What RAG is

The typical flow: (1) user asks question, (2) system searches in vector database for relevant documents, (3) passes those documents as context to LLM, (4) LLM generates answer grounded in those documents.

The advantage vs. fine-tuning: data stays in vector database, easy to update. The LLM is generic, no need to retrain.

Components

Embeddings model (turns text into vectors): OpenAI text-embedding-3-small, Cohere embed-v3, or Voyage AI. Vector database: Pinecone (managed), Weaviate, Chroma (free local), pgvector (PostgreSQL extension). LLM: Claude, GPT, Gemini. Orchestration: LangChain, LlamaIndex, or custom.

Chunking strategies

The trick of RAG is in chunking: how to divide documents into searchable pieces. Fixed-size: 500 tokens per chunk, simple. Semantic: divide by section/paragraph respecting context. Hierarchical: multiple levels (paragraph, page, document) and retrieve at the right level.

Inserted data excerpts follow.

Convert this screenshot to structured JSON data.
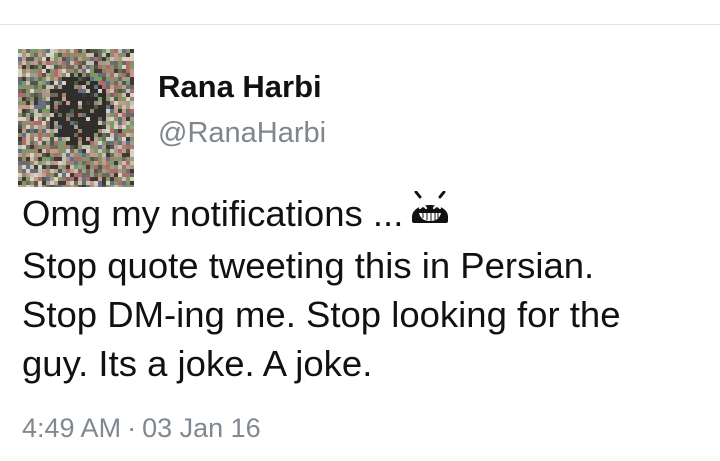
{
  "tweet": {
    "author_name": "Rana Harbi",
    "author_handle": "@RanaHarbi",
    "avatar_icon": "noise-avatar-icon",
    "text_lines": [
      "Omg my notifications ...",
      "Stop quote tweeting this in Persian.",
      "Stop DM-ing me. Stop looking for the",
      "guy. Its a joke. A joke."
    ],
    "emoji_icon": "android-laughing-icon",
    "time": "4:49 AM",
    "separator": "·",
    "date": "03 Jan 16"
  },
  "colors": {
    "name": "#111111",
    "handle": "#7f868c",
    "meta": "#808890",
    "divider": "#e1e4e6"
  }
}
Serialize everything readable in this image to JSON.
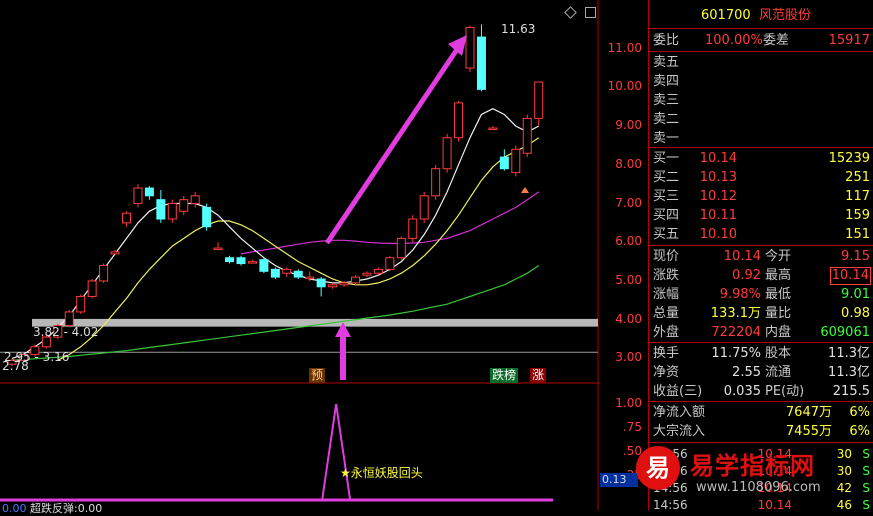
{
  "stock": {
    "code": "601700",
    "name": "风范股份"
  },
  "order_ratio": {
    "label1": "委比",
    "ratio": "100.00%",
    "label2": "委差",
    "diff": "15917"
  },
  "sell": [
    {
      "label": "卖五"
    },
    {
      "label": "卖四"
    },
    {
      "label": "卖三"
    },
    {
      "label": "卖二"
    },
    {
      "label": "卖一"
    }
  ],
  "buy": [
    {
      "label": "买一",
      "price": "10.14",
      "vol": "15239"
    },
    {
      "label": "买二",
      "price": "10.13",
      "vol": "251"
    },
    {
      "label": "买三",
      "price": "10.12",
      "vol": "117"
    },
    {
      "label": "买四",
      "price": "10.11",
      "vol": "159"
    },
    {
      "label": "买五",
      "price": "10.10",
      "vol": "151"
    }
  ],
  "quote": [
    {
      "l1": "现价",
      "v1": "10.14",
      "l2": "今开",
      "v2": "9.15"
    },
    {
      "l1": "涨跌",
      "v1": "0.92",
      "l2": "最高",
      "v2": "10.14"
    },
    {
      "l1": "涨幅",
      "v1": "9.98%",
      "l2": "最低",
      "v2": "9.01"
    },
    {
      "l1": "总量",
      "v1": "133.1万",
      "l2": "量比",
      "v2": "0.98"
    },
    {
      "l1": "外盘",
      "v1": "722204",
      "l2": "内盘",
      "v2": "609061"
    }
  ],
  "fund": [
    {
      "l1": "换手",
      "v1": "11.75%",
      "l2": "股本",
      "v2": "11.3亿"
    },
    {
      "l1": "净资",
      "v1": "2.55",
      "l2": "流通",
      "v2": "11.3亿"
    },
    {
      "l1": "收益(三)",
      "v1": "0.035",
      "l2": "PE(动)",
      "v2": "215.5"
    }
  ],
  "flow": [
    {
      "label": "净流入额",
      "amount": "7647万",
      "pct": "6%"
    },
    {
      "label": "大宗流入",
      "amount": "7455万",
      "pct": "6%"
    }
  ],
  "ticks": [
    {
      "time": "14:56",
      "price": "10.14",
      "vol": "30",
      "side": "S"
    },
    {
      "time": "14:56",
      "price": "10.14",
      "vol": "30",
      "side": "S"
    },
    {
      "time": "14:56",
      "price": "10.14",
      "vol": "42",
      "side": "S"
    },
    {
      "time": "14:56",
      "price": "10.14",
      "vol": "46",
      "side": "S"
    }
  ],
  "price_axis": [
    "11.00",
    "10.00",
    "9.00",
    "8.00",
    "7.00",
    "6.00",
    "5.00",
    "4.00",
    "3.00"
  ],
  "ind_axis": [
    "1.00",
    ".75",
    ".50",
    ".25"
  ],
  "chart_labels": {
    "high_label": "11.63",
    "zone1": "3.82 - 4.02",
    "zone2": "2.95 - 3.16",
    "low_label": "2.78",
    "tag_pre": "预",
    "tag_list": "跌榜",
    "tag_rise": "涨",
    "signal": "永恒妖股回头",
    "ind_value": "0.13",
    "bottom_label": "0.00",
    "bottom_name": "超跌反弹:0.00"
  },
  "watermark": {
    "logo_char": "易",
    "title": "易学指标网",
    "url": "www.1108096.com"
  },
  "chart_data": {
    "type": "candlestick",
    "y_range": [
      2.7,
      12.0
    ],
    "candles": [
      {
        "o": 2.85,
        "c": 2.95,
        "h": 3.0,
        "l": 2.8
      },
      {
        "o": 2.95,
        "c": 3.1,
        "h": 3.15,
        "l": 2.9
      },
      {
        "o": 3.1,
        "c": 3.3,
        "h": 3.35,
        "l": 3.05
      },
      {
        "o": 3.3,
        "c": 3.55,
        "h": 3.6,
        "l": 3.25
      },
      {
        "o": 3.55,
        "c": 3.85,
        "h": 3.9,
        "l": 3.5
      },
      {
        "o": 3.85,
        "c": 4.2,
        "h": 4.25,
        "l": 3.8
      },
      {
        "o": 4.2,
        "c": 4.6,
        "h": 4.65,
        "l": 4.15
      },
      {
        "o": 4.6,
        "c": 5.0,
        "h": 5.05,
        "l": 4.55
      },
      {
        "o": 5.0,
        "c": 5.4,
        "h": 5.45,
        "l": 4.95
      },
      {
        "o": 5.7,
        "c": 5.75,
        "h": 5.8,
        "l": 5.7
      },
      {
        "o": 6.5,
        "c": 6.75,
        "h": 6.8,
        "l": 6.4
      },
      {
        "o": 7.0,
        "c": 7.4,
        "h": 7.5,
        "l": 6.9
      },
      {
        "o": 7.4,
        "c": 7.2,
        "h": 7.45,
        "l": 7.1
      },
      {
        "o": 7.1,
        "c": 6.6,
        "h": 7.35,
        "l": 6.5
      },
      {
        "o": 6.6,
        "c": 7.0,
        "h": 7.1,
        "l": 6.5
      },
      {
        "o": 6.8,
        "c": 7.1,
        "h": 7.2,
        "l": 6.7
      },
      {
        "o": 7.0,
        "c": 7.2,
        "h": 7.3,
        "l": 6.9
      },
      {
        "o": 6.9,
        "c": 6.4,
        "h": 7.0,
        "l": 6.3
      },
      {
        "o": 5.85,
        "c": 5.85,
        "h": 6.0,
        "l": 5.8
      },
      {
        "o": 5.6,
        "c": 5.5,
        "h": 5.65,
        "l": 5.45
      },
      {
        "o": 5.6,
        "c": 5.45,
        "h": 5.65,
        "l": 5.4
      },
      {
        "o": 5.5,
        "c": 5.5,
        "h": 5.55,
        "l": 5.45
      },
      {
        "o": 5.55,
        "c": 5.25,
        "h": 5.6,
        "l": 5.2
      },
      {
        "o": 5.3,
        "c": 5.1,
        "h": 5.35,
        "l": 5.05
      },
      {
        "o": 5.2,
        "c": 5.3,
        "h": 5.35,
        "l": 5.1
      },
      {
        "o": 5.25,
        "c": 5.1,
        "h": 5.3,
        "l": 5.05
      },
      {
        "o": 5.1,
        "c": 5.1,
        "h": 5.25,
        "l": 5.0
      },
      {
        "o": 5.05,
        "c": 4.85,
        "h": 5.1,
        "l": 4.6
      },
      {
        "o": 4.85,
        "c": 4.9,
        "h": 4.95,
        "l": 4.8
      },
      {
        "o": 4.9,
        "c": 4.95,
        "h": 5.0,
        "l": 4.85
      },
      {
        "o": 4.95,
        "c": 5.1,
        "h": 5.15,
        "l": 4.9
      },
      {
        "o": 5.15,
        "c": 5.2,
        "h": 5.25,
        "l": 5.1
      },
      {
        "o": 5.2,
        "c": 5.3,
        "h": 5.35,
        "l": 5.15
      },
      {
        "o": 5.3,
        "c": 5.6,
        "h": 5.65,
        "l": 5.25
      },
      {
        "o": 5.6,
        "c": 6.1,
        "h": 6.15,
        "l": 5.55
      },
      {
        "o": 6.1,
        "c": 6.6,
        "h": 6.7,
        "l": 6.0
      },
      {
        "o": 6.6,
        "c": 7.2,
        "h": 7.3,
        "l": 6.5
      },
      {
        "o": 7.2,
        "c": 7.9,
        "h": 8.0,
        "l": 7.1
      },
      {
        "o": 7.9,
        "c": 8.7,
        "h": 8.8,
        "l": 7.8
      },
      {
        "o": 8.7,
        "c": 9.6,
        "h": 9.65,
        "l": 8.6
      },
      {
        "o": 10.5,
        "c": 11.55,
        "h": 11.6,
        "l": 10.4
      },
      {
        "o": 11.3,
        "c": 9.95,
        "h": 11.63,
        "l": 9.9
      },
      {
        "o": 8.95,
        "c": 8.95,
        "h": 9.0,
        "l": 8.9
      },
      {
        "o": 8.2,
        "c": 7.9,
        "h": 8.4,
        "l": 7.85
      },
      {
        "o": 7.8,
        "c": 8.4,
        "h": 8.5,
        "l": 7.7
      },
      {
        "o": 8.3,
        "c": 9.2,
        "h": 9.3,
        "l": 8.2
      },
      {
        "o": 9.2,
        "c": 10.14,
        "h": 10.14,
        "l": 9.01
      }
    ],
    "ma_white": [
      3.0,
      3.1,
      3.3,
      3.5,
      3.8,
      4.1,
      4.5,
      4.9,
      5.3,
      5.7,
      6.1,
      6.5,
      6.8,
      6.95,
      7.0,
      7.0,
      7.0,
      6.9,
      6.7,
      6.4,
      6.1,
      5.85,
      5.6,
      5.4,
      5.25,
      5.15,
      5.05,
      5.0,
      4.95,
      4.95,
      5.0,
      5.05,
      5.15,
      5.3,
      5.5,
      5.8,
      6.2,
      6.7,
      7.3,
      8.0,
      8.7,
      9.3,
      9.45,
      9.3,
      9.0,
      8.85,
      9.0
    ],
    "ma_yellow": [
      null,
      null,
      null,
      null,
      2.95,
      3.1,
      3.3,
      3.55,
      3.85,
      4.2,
      4.55,
      4.95,
      5.3,
      5.6,
      5.9,
      6.1,
      6.3,
      6.45,
      6.55,
      6.55,
      6.45,
      6.3,
      6.1,
      5.9,
      5.7,
      5.5,
      5.35,
      5.2,
      5.05,
      4.95,
      4.9,
      4.9,
      4.95,
      5.05,
      5.2,
      5.4,
      5.65,
      5.95,
      6.3,
      6.7,
      7.15,
      7.6,
      7.95,
      8.2,
      8.35,
      8.5,
      8.7
    ],
    "ma_magenta": [
      null,
      null,
      null,
      null,
      null,
      null,
      null,
      null,
      null,
      null,
      null,
      null,
      null,
      null,
      null,
      null,
      null,
      null,
      null,
      null,
      5.7,
      5.75,
      5.8,
      5.85,
      5.9,
      5.95,
      6.0,
      6.03,
      6.05,
      6.05,
      6.03,
      6.0,
      5.98,
      5.97,
      5.97,
      5.98,
      6.0,
      6.05,
      6.1,
      6.2,
      6.3,
      6.45,
      6.6,
      6.75,
      6.9,
      7.1,
      7.3
    ],
    "ma_green": [
      2.95,
      2.97,
      2.99,
      3.01,
      3.03,
      3.05,
      3.08,
      3.11,
      3.14,
      3.17,
      3.2,
      3.24,
      3.28,
      3.32,
      3.36,
      3.4,
      3.44,
      3.48,
      3.52,
      3.56,
      3.6,
      3.64,
      3.68,
      3.72,
      3.76,
      3.8,
      3.84,
      3.88,
      3.92,
      3.96,
      4.0,
      4.04,
      4.08,
      4.12,
      4.17,
      4.22,
      4.28,
      4.34,
      4.4,
      4.5,
      4.6,
      4.7,
      4.8,
      4.9,
      5.05,
      5.2,
      5.4
    ],
    "indicator": {
      "spike_index": 27,
      "value": 1.0,
      "base": 0.0
    }
  }
}
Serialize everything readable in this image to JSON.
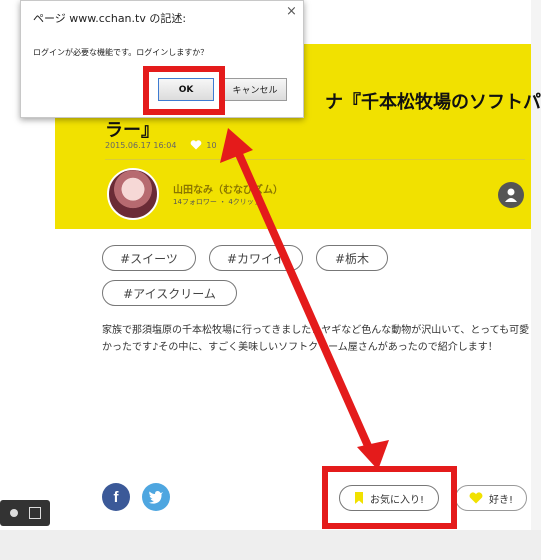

Reranking: the secret of good RAG

Vector search returns the 10 nearest by similarity. But nearest ≠ most useful. Reranking is a second pass with smarter model (cross-encoder) that re-orders the 10 results by real relevance to the query. Cohere Rerank or BAAI/bge-reranker-large.

Impact: typically improves answer quality 20-30%. It's the difference between mediocre RAG and good RAG.

Hybrid search

Vector search is great for semantics ("similar concept") but loses in keyword matches (numbers, specific names, acronyms). Hybrid search = vector + BM25 (keyword). Combines best of both worlds.

Realistic costs

For 10K documents (~1M tokens), with text-embedding-3-small ($0.02/1M tokens) and Pinecone Standard tier ($70/month): setup cost ~$20, monthly cost ~$100-200 depending on query volume.

Common errors

(1) Bad chunking: too small loses context, too large dilutes relevance. (2) Skip reranking: raw vector results aren't enough. (3) Source mixing: retrieving from inconsistent sources confuses LLM. (4) Not measuring: RAG quality is measurable with metrics like Hit Rate, MRR.

When NOT to use RAG

If your data fits in context (1M tokens with Gemini 1.5/2.0), just pass it all in context. RAG is needed when data exceeds context or when latency/cost forces selective retrieval.

Conclusion

RAG remains the standard pattern for enterprise applications with private data. The fundamentals: good embeddings + smart chunking + reranking + measurement. With those four right, you have a competitive solution at low cost.